Can you please run the test as-is, which uses stock malloc impl, and record the output... Then uncomment the following line:

#define USE_MEM_ALLOC

which engages my algorithm; run the test again; and post the differences in timings between the two. I think you will be fairly surprised at the performance enhancement. The lock in the Windows Heap object that `malloc' is based on severely damages its scalability when used in a multi-threaded environment. When `USE_MEM_ALLOC' is defined, ALL of the locking is removed and the heaps are created on a per-thread basis. This distribution and clever support algorithm I invented allows for the Windows Heap to scale quite nicely indeed.

I am going to tweak the algorithm such that one could plug in different allocators on a per-thread basis! In other words, thread A can use a different allocation algorithm than thread B, and so on. My algorithm actually supports this. I think the possibilities are truly amazing. It even allows thread A to allocate and free in thread B even though they use completely different allocation algorithm. That's pretty darn cool. Some may think its even impossible; its not!

BTW, I am thinking that this algorithm might be able to be used to transform other single-threaded things besides allocators... Humm, need to think some more on that.

P.S.

The test portion of the code uses the pthread-win32 library which can be downloaded from here:

http://sourceware.org/pthreads-win32

I am thinking of removing dependence on it and just use pure Windows primitives.

Any thoughts?

Dmitry_Vyukov · ‎10-23-2008

Quoting - CHRIS M THOMASSON

Quoting - Dmitriy V'jukov

Maybe it's already not worth it... I'm not sure... What do you think?
On the other hand, if it can be implemented efficiently (especially w/o additional overheads for other usage patterns), then it's always nicely to provide efficient support for one more usage pattern...

Humm... I think I understand what your getting at. I am not sure if its worth it or not. It definitely extra bookkeeping. Humm... I really need to stop and think about this scheme. At the moment, I am not really sure how much better it is than the current scheme vZOOM uses. I apologize for not putting in the sorting and coalescing of blocks from the same slab in the `mflush()' function. This sorting does have overheads indeed, however,I assume that calls to `mflush()' will be far and few between.

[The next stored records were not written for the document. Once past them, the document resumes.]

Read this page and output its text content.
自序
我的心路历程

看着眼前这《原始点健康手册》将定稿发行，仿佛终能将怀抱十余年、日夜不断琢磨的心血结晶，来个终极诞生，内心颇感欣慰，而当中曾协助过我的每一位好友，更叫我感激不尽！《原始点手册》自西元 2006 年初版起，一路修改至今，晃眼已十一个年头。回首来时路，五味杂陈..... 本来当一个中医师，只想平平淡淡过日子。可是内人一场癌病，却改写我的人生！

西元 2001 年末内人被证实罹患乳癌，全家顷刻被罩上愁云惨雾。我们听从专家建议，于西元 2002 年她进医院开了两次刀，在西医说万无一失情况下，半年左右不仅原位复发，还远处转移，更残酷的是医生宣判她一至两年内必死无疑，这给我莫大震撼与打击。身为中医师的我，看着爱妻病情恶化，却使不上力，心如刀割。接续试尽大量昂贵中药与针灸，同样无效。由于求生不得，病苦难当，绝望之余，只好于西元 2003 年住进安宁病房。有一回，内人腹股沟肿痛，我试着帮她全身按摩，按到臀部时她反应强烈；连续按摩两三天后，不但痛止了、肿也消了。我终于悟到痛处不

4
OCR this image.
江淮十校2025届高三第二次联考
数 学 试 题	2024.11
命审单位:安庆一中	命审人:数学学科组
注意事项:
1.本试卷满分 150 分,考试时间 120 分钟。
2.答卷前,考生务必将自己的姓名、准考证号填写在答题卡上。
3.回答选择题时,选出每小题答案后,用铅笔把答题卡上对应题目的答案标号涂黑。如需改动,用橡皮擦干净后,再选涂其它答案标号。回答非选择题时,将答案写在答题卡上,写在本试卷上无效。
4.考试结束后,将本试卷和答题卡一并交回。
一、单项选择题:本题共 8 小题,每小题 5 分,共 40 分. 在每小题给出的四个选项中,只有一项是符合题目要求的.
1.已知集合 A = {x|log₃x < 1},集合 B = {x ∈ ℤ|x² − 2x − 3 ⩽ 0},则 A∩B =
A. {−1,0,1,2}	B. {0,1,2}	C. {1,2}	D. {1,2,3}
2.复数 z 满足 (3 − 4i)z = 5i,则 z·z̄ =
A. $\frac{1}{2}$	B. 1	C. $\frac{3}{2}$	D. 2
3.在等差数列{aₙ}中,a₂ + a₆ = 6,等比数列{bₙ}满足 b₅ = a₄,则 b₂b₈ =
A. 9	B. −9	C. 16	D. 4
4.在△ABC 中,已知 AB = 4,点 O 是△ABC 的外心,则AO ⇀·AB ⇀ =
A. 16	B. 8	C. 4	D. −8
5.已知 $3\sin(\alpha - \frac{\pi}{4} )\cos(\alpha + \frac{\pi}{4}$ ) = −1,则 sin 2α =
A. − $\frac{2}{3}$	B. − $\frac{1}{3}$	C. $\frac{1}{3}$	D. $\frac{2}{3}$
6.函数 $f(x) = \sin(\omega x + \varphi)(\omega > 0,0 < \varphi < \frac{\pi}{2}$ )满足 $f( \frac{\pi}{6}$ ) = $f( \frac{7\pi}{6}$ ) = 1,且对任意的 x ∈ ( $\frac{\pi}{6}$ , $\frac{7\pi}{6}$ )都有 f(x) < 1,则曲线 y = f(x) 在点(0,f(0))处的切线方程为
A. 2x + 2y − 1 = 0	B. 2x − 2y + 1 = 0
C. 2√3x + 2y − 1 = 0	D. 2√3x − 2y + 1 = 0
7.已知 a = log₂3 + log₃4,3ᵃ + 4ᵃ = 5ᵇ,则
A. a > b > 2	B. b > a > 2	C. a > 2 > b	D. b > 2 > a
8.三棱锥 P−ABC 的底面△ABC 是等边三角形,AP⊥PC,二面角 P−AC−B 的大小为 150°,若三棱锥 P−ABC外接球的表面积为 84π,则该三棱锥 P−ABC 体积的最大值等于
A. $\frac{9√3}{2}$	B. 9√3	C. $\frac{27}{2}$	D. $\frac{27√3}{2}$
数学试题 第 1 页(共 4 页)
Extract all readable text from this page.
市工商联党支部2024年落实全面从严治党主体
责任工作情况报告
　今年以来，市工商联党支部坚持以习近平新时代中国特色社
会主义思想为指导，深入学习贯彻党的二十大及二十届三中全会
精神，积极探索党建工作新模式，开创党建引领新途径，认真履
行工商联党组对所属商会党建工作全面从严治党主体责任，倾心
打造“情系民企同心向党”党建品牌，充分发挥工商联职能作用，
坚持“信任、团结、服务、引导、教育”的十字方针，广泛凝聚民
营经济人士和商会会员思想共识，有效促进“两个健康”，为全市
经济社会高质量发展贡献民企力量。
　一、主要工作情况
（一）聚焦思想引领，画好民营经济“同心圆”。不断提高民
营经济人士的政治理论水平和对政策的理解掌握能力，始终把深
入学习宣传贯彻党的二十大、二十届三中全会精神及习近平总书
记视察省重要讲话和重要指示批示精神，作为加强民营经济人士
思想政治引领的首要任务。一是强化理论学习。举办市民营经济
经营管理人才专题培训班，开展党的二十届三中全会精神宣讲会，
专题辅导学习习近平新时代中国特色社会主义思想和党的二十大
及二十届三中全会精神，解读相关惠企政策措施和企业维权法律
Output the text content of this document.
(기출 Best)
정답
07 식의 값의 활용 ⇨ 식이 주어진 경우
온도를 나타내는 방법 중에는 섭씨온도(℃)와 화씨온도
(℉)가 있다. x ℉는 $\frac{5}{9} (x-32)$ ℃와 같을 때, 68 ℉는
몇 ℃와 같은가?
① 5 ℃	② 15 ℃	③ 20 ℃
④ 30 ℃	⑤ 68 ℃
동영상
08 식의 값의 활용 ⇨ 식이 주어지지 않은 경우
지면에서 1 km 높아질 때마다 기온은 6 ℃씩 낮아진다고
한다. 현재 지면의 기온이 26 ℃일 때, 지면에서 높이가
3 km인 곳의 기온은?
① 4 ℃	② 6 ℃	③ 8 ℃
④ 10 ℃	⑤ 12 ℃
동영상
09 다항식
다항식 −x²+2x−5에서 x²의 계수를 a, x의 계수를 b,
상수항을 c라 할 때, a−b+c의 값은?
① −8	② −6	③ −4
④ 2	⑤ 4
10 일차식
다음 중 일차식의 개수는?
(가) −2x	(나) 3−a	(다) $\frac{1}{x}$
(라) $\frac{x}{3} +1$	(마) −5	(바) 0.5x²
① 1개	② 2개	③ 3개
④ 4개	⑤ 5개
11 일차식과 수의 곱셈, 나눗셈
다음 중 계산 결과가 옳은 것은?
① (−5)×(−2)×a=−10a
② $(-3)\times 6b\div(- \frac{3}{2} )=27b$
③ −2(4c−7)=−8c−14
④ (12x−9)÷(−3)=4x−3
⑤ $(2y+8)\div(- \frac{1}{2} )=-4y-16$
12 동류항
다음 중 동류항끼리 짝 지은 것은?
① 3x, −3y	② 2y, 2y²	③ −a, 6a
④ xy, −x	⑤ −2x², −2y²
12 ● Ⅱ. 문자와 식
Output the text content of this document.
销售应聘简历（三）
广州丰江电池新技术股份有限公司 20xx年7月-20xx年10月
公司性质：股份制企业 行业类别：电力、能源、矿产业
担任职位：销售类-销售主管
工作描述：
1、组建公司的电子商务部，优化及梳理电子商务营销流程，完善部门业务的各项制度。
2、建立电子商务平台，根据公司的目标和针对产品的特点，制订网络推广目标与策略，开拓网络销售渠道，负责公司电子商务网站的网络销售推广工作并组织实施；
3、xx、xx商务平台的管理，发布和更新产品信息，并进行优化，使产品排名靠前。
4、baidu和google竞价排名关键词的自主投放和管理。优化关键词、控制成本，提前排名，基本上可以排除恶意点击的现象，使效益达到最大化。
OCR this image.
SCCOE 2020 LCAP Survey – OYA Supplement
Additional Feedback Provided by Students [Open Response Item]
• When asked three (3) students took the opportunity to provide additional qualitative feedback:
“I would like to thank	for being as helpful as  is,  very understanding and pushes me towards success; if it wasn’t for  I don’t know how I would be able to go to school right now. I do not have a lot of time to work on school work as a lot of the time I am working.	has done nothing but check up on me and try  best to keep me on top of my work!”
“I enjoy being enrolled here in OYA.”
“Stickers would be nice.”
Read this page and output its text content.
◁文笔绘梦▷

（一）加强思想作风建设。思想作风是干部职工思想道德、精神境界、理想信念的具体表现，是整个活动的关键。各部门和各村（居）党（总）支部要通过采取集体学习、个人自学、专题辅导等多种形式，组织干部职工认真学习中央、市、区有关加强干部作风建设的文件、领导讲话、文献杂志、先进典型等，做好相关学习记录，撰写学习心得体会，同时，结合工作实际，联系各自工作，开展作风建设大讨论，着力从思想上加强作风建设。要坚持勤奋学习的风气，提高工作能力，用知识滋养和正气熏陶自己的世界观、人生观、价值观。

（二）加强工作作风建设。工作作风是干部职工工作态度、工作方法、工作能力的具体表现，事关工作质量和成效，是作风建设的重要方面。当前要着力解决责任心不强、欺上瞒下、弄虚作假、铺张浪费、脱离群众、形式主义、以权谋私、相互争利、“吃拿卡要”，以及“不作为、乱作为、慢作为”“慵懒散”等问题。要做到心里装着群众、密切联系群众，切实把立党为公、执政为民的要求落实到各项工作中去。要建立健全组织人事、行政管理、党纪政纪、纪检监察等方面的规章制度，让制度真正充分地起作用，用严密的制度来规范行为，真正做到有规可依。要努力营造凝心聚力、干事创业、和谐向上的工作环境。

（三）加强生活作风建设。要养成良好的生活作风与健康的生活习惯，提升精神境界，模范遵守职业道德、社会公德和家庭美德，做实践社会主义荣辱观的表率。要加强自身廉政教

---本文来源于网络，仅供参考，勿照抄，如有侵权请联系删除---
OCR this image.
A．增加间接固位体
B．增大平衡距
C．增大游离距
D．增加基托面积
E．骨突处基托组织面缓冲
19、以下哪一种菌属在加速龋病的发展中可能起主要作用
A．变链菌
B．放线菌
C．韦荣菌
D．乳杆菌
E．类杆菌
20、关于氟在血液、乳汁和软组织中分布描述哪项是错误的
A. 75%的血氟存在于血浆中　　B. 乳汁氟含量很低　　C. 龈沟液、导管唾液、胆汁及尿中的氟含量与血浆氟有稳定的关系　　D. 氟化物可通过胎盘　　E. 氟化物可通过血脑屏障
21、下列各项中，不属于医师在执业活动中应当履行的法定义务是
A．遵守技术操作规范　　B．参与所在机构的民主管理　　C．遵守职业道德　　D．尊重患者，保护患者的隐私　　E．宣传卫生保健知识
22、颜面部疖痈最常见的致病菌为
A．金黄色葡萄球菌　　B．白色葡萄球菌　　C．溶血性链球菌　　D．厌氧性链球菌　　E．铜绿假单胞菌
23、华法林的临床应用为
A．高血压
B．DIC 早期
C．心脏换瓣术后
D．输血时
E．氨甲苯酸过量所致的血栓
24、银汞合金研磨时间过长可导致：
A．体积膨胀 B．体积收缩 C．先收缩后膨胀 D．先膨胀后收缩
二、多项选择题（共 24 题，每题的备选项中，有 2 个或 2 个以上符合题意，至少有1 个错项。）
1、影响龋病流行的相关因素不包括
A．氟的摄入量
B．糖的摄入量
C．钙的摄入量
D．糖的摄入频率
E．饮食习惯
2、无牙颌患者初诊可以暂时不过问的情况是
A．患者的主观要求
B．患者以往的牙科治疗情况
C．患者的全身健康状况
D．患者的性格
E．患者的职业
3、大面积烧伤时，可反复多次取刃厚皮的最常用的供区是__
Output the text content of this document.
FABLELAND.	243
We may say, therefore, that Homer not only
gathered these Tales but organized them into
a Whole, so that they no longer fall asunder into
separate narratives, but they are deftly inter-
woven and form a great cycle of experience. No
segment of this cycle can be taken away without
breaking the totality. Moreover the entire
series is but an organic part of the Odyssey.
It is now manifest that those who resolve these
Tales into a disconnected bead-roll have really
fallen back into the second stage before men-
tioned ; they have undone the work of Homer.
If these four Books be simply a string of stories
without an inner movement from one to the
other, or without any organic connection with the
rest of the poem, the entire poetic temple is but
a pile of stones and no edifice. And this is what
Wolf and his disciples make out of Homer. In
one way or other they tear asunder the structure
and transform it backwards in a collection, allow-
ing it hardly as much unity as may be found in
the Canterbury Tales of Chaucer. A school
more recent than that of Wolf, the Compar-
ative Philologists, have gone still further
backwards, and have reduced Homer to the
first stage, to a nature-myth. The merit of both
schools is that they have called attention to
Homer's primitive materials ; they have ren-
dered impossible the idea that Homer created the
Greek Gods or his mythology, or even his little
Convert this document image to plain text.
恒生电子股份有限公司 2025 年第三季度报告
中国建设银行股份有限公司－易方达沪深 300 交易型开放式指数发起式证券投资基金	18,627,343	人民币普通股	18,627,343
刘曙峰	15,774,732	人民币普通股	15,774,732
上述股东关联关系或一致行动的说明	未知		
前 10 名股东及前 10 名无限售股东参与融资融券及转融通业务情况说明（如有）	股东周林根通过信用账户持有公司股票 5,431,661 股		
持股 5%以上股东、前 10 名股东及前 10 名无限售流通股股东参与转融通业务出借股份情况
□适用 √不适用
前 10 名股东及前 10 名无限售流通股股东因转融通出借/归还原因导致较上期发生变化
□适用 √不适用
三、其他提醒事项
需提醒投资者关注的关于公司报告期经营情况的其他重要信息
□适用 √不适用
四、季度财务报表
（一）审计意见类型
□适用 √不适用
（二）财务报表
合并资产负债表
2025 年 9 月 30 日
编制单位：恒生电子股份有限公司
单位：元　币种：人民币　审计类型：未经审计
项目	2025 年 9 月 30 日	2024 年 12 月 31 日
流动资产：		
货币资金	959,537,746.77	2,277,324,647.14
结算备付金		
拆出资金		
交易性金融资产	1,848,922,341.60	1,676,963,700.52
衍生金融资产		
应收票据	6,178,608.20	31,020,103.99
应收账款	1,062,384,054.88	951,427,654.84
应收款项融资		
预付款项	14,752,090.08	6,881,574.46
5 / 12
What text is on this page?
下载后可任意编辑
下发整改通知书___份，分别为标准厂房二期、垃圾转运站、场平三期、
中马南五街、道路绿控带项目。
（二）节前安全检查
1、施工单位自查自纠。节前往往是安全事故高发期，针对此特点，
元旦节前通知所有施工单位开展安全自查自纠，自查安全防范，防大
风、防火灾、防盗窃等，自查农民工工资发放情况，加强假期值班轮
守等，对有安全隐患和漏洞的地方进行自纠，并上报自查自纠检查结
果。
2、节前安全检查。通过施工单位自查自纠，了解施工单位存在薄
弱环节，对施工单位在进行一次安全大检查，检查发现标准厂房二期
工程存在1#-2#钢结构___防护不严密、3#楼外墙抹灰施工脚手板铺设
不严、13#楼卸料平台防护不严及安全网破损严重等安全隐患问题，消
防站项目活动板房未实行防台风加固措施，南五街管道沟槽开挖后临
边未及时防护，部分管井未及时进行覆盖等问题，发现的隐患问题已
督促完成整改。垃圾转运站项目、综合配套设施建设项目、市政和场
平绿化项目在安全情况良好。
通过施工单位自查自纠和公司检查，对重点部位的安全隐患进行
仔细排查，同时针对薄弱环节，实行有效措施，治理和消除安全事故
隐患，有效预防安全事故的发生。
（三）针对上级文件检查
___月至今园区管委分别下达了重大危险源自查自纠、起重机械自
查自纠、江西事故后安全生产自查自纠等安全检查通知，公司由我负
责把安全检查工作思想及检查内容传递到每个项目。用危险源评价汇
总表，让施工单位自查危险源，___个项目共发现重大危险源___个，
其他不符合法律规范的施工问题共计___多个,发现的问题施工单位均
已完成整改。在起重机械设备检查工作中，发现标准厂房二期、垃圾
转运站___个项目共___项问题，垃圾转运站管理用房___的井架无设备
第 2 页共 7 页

I was confused because you didn't display sorting and organization into cohorts. I think it's Ok to sort only in mflush(). I think it's even better than my variant.

Though I think you must employ something like this ("Hashed cache array" variant):

http://groups.google.ru/group/comp.programming.threads/msg/547b4edb494beeb9?pli=1

And if we would have dense thread ids, it can help with sorting and organizing into cohorts.